Monday, May 14, 2018

Top 106 Baseball Players: #79 - Bob Feller


Bob Feller

Bob Feller was one of the youngest players ever to play in the Major Leagues, and he was a star player right from day one, and had it not been for World War II, he probably would have easily been among the top 25 players of all time.

Feller joined the Indians in July 1936, and in his first start he struck out 15 batters, a record for a pitching debut. Two weeks later, he struck out 17, tying the single-game record at the time. He left the team before the season ended to return home to Iowa to begin his senior year of high school.

Two years later, he was called upon to pitch the final game against the Detroit Tigers, whose star player, Hank Greenberg, needed 2 home runs to tie Babe Ruth's record. Feller responded by setting a new strikeout record with 18, and he led the entire league with 240 strikeouts while still a teenager.

Feller led the league in strikeouts for 7 consecutive full seasons, four before the war and 3 afterward. He was definitely the best pitcher in baseball and had been for years when Pearl Harbor was bombed. He left the team the next day to joint the Navy, becoming the first professional athlete to join the service, and he was later joined by many of the greatest players of his era.

His military service cost him nearly 4 years from the prime of his career, but when he came back, he picked up right where he left off, again leading the league in strikeouts and setting a new record for strikeouts in a season with 348 in 1946.

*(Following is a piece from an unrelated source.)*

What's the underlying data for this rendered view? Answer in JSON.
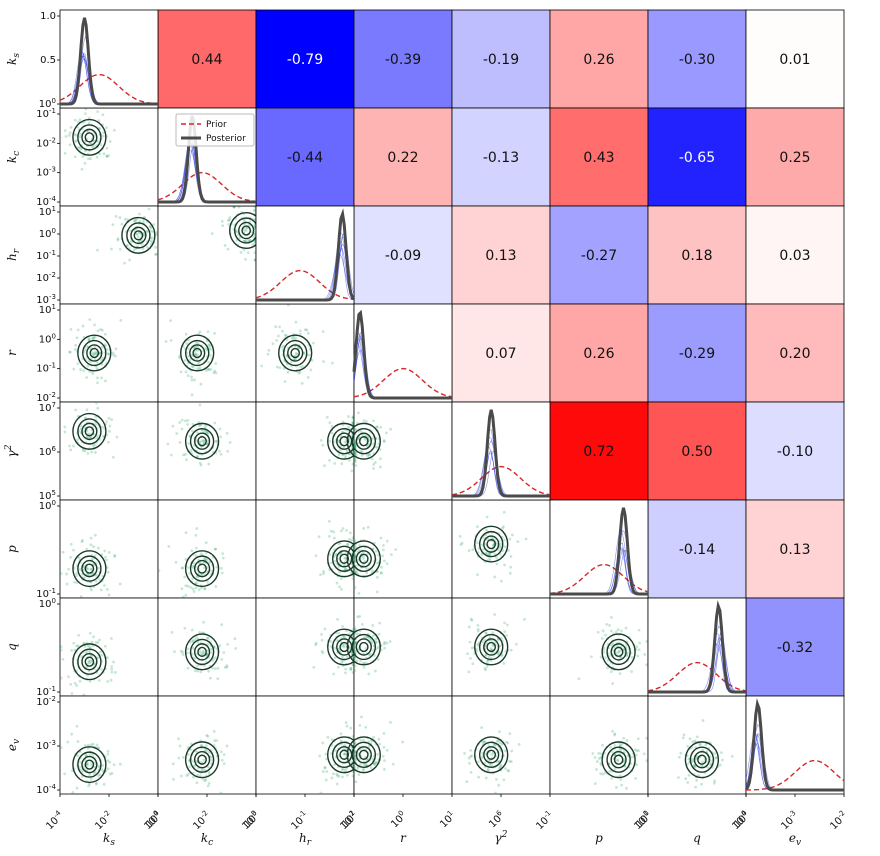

Perhaps the biggest thing lacking in his career was postseason success. He led the Indians to the World Series in 1948, which they won, but Feller lost both of his starts and posted an ERA of 5.02 in those two games, so he was the reason they got there, but not the reason they won. When they returned to the World Series in 1954, he was on the active roster but was not used.

Feller threw 3 no-hitters during his career and 12 one-hitters, both records at the time of his retirement. During the offseasons, he would gather a group of other Major Leaguers and play a series of exhibition games against Negro League teams, and those games played a huge role in helping people realize that the Negro League players were just as good and helped break the color barrier.

Feller was the definition of phenom, and a true strikeout artist, as well as a courageous hero for sacrificing the best years of his career to defend our country. Even though he appears much lower on this list than he would have if he hadn't missed those seasons, there is no way a player of Feller's ability could be left off the list of the all-time greats.